Me: Well I was just wondering what that $900 is for.
Trump: It’s the lease processing fee. So it’s to process the lease.
4. Your moving company will hate you. When I first contacted my moving company to tell them I was moving to Trump, my excitement was greeted with sighs and grunts. Trump is an excellent building, I was told, but a pain-in-the-ass to move into. Movers are assigned a 4-hour time slot by which they can use the freight elevator to transport furniture, but apparently the loading dock is always so busy that there are endless delays. Additionally, loading dock security is so tight that it was a 45-minute process for my movers to be “cleared” before any work could be done. Lastly, Trump requires masonite boarding to be placed from the freight elevator entrance all the way to the unit entrance to prevent damage to the carpet. Should your moving company not have masonite boards or not have enough of them, Trump assesses a $400 fee and provides the boarding for you.
5. You will be shocked. The carpet in the hallways is thick and plush, and every time you walk from the elevator, down the hallway to your unit, you will likely get shocked by touching the metal door handle to enter your unit. This can be mitigated, however, by rubbing the wall before touching the door handle. Apparently, the wall destaticizes you.
6. Sensitive hardwood floors. So sensitive in fact, that my lease had an addendum that stated I wouldn’t allow anyone wearing high heels to walk around the unit because the heels would damage the hardwood. The listing agent informed me that this particular flooring is $30/square foot, and so replacing the floors in a 2,700 square foot unit would cost a cool $81,000.
7. Parking lot elevator separate from unit elevators. Having moved to Trump from a building where there’s ONE set of elevators, and said elevators take you to both the parking garage levels and the residence floors, this is an annoyance more than anything else. You have to walk through the lobby and past the door staff to enter the separate set of parking garage elevators, where you must then use your key fob to access the floor on which your car is parked. It’s an 8-minute process from the time I leave my unit to the time my car has exited the parking structure.

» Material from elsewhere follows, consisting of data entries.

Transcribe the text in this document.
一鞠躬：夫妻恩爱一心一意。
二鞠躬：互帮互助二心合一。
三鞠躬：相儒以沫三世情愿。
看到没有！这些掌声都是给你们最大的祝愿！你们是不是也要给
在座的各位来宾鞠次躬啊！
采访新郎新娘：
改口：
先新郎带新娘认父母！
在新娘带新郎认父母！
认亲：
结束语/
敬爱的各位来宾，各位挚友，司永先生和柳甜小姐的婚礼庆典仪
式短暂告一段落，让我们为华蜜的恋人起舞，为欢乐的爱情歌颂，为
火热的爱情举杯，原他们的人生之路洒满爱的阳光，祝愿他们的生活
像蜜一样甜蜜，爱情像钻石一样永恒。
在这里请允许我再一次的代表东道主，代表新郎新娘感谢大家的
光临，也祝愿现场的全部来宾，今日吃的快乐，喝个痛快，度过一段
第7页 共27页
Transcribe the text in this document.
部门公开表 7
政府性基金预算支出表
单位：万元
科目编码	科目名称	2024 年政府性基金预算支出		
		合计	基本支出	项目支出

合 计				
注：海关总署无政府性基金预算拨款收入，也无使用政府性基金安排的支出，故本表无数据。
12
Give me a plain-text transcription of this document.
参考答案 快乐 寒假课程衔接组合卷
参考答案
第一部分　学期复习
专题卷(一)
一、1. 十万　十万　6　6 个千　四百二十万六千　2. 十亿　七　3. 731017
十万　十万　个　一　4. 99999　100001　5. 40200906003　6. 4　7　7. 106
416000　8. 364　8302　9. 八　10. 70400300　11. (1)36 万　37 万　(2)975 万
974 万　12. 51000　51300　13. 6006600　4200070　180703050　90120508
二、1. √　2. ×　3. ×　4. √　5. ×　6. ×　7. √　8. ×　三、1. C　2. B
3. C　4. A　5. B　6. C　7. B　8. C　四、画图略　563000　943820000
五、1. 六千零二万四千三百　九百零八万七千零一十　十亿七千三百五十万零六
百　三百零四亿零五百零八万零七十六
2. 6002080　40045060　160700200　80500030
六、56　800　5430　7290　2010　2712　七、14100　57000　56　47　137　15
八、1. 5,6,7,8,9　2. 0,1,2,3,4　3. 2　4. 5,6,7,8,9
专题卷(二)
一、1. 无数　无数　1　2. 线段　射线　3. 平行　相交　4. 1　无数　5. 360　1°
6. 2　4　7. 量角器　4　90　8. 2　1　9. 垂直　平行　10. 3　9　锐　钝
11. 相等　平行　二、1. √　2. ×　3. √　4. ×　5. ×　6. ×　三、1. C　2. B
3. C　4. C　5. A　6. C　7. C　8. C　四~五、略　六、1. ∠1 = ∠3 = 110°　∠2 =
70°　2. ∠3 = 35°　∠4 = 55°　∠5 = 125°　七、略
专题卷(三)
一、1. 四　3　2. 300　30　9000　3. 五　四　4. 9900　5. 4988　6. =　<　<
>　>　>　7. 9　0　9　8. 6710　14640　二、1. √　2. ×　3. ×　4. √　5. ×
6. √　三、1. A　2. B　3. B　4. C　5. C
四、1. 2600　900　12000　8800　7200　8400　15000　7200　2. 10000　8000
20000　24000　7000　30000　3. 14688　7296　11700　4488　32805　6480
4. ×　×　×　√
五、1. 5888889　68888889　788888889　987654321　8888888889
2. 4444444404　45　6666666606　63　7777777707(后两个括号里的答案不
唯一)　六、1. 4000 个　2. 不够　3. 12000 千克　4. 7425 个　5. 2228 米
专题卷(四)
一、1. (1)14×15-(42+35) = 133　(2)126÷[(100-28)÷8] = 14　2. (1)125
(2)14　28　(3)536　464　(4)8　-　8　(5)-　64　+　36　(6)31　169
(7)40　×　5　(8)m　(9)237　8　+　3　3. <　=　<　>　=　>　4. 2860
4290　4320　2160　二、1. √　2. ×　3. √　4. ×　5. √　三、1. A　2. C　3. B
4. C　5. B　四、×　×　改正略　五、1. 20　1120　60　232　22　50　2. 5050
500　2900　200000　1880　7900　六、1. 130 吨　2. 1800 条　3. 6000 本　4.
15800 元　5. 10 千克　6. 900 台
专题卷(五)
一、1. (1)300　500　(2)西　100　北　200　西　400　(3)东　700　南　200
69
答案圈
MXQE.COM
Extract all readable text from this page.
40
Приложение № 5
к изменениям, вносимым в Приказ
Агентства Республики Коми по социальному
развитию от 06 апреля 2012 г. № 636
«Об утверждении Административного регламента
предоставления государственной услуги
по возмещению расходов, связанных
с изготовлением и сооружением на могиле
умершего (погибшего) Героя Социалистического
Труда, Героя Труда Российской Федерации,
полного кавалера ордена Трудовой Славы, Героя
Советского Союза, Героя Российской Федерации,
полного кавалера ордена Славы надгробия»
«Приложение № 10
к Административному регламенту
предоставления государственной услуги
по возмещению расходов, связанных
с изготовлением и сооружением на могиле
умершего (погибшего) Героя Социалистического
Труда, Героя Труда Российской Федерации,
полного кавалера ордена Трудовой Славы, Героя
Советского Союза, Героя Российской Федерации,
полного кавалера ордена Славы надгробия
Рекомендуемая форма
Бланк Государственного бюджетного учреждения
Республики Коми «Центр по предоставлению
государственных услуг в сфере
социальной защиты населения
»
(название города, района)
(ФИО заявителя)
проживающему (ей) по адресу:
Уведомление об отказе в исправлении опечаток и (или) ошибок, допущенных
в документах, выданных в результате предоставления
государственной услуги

8. Comcast. When I first moved in, cable and Internet was provided by RCN. Just a month after, however, Trump’s Homeowner’s Association switched its bulk provider agreement to Comcast. Residents can continue to use RCN at retail rates if they chose, but Comcast was now the preferred vendor. Trump’s reputation is one of opulence, luxury, and service, while Comcast’s is that of the worst company in America.
9. This damn dishwasher. This Miele dishwasher is standard-issue in all of the units, and it has the unfortunate feature of beeping ad infinitum after it completes a cycle. As in, forever. Nothing can make the beeping stop, other than a sledge hammer, or getting up, walking over to the dishwasher, and opening it. There apparently is a solution to this, although it must take a rocket scientist to implement, because I tried it and failed.
10. No meeting/party rooms. Most condominium buildings in Chicago come equipped with a common area, party room, or meeting space that can be rented cheaply or even used for free by residents. At my old building, Parc Chestnut, I frequently used the meeting room to conduct interviews for my business, hold seminars, and play foosball. Trump, however, has no such facility in the residential tower, and anyone needing such a facility is directed to the hotel side, where you’ll engage the banquet services team. Rest assured, you won’t be renting a party room for $50 like you can in most Chicago high rises.